Even without these personae in mind, many English teachers know that their work has helped students who have gone on to create, innovate, and cope with cultural change.  Now to remain relevant our cultural change Burke joins the chorus of Daniel Pink and Ken Robinson (and many others)  in calling us to make imaginarion, creativity, and collaboration the brain, heart, and soul of our courses.  More on the challenge of this in a future post.

Right now I have some shoveling to do.

Tuesday, January 12, 2010

Ning in the New Year

Posting at the New Year's about my Personal/Pro Learning Network, I noted two Nings.


The NCTE Ning
and the Jim Burke's English Companion Ning.

I joined NCTE's in 2008 and EC's in 2009.  Two years, two Nings. Still, when I mention Nings to colleagues I have to explain.

1. Ning is a site offering social networks that are more customized than ones on sites like Facebook, Twitter, or MySpace and geared for group discussion and sharing content as well as the random idea.

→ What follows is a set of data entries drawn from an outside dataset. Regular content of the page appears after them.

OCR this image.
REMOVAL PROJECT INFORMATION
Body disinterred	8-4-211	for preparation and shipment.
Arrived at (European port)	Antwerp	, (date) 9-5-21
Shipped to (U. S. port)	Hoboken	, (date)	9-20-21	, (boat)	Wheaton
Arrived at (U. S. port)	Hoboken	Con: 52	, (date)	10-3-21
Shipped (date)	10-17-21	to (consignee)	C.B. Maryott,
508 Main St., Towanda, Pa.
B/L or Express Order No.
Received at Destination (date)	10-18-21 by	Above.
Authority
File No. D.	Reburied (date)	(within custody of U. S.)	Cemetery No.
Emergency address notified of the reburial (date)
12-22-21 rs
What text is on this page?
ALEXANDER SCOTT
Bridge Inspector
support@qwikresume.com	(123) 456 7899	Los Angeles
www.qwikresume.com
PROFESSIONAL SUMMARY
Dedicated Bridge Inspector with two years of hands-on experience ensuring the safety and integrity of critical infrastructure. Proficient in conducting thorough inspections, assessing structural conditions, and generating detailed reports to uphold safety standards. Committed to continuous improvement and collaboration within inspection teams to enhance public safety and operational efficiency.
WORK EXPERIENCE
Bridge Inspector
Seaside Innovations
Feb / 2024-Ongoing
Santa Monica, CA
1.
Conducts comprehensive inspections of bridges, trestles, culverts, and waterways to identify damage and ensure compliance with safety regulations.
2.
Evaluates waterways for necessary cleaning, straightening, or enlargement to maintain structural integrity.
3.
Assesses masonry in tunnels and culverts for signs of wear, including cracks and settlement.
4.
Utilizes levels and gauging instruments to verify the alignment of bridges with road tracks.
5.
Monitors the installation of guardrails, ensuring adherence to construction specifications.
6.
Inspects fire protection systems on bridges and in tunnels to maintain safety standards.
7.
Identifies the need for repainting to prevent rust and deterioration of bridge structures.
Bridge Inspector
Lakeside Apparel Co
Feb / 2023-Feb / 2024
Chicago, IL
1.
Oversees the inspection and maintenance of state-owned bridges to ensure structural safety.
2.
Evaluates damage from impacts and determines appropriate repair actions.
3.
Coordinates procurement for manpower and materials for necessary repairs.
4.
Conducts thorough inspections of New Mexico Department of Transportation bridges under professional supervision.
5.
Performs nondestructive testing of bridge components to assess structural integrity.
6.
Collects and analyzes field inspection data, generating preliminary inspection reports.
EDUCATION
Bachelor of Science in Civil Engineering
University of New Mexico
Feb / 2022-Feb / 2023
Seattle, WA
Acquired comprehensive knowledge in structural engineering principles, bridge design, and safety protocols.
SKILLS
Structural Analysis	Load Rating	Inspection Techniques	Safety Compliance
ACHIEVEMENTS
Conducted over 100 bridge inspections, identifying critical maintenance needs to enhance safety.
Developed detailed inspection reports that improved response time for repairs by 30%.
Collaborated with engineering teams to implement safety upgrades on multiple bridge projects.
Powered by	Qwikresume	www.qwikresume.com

2. Nings are to social networks what wikis are to websites.

3. Cousins to blogs with reverse-chronological listings and posts, descendants of discussion threads.

4. Perhaps best of  they can share multimedia podcasts, including slides, video, audio, and documents. (Great for catching presentations and lesson ideas and plans!)  It's as if I have scores of talented colleagues across the hall, even though they are across the nation, and beyond.

If you are new to Ning, I'd suggest giving it a try and giving it some time. (As I uploaded these Ning screenshots and revisited the sites, I noticed that I had actually belonged to three other Ning Networks. I guess they were just not holding my interest.)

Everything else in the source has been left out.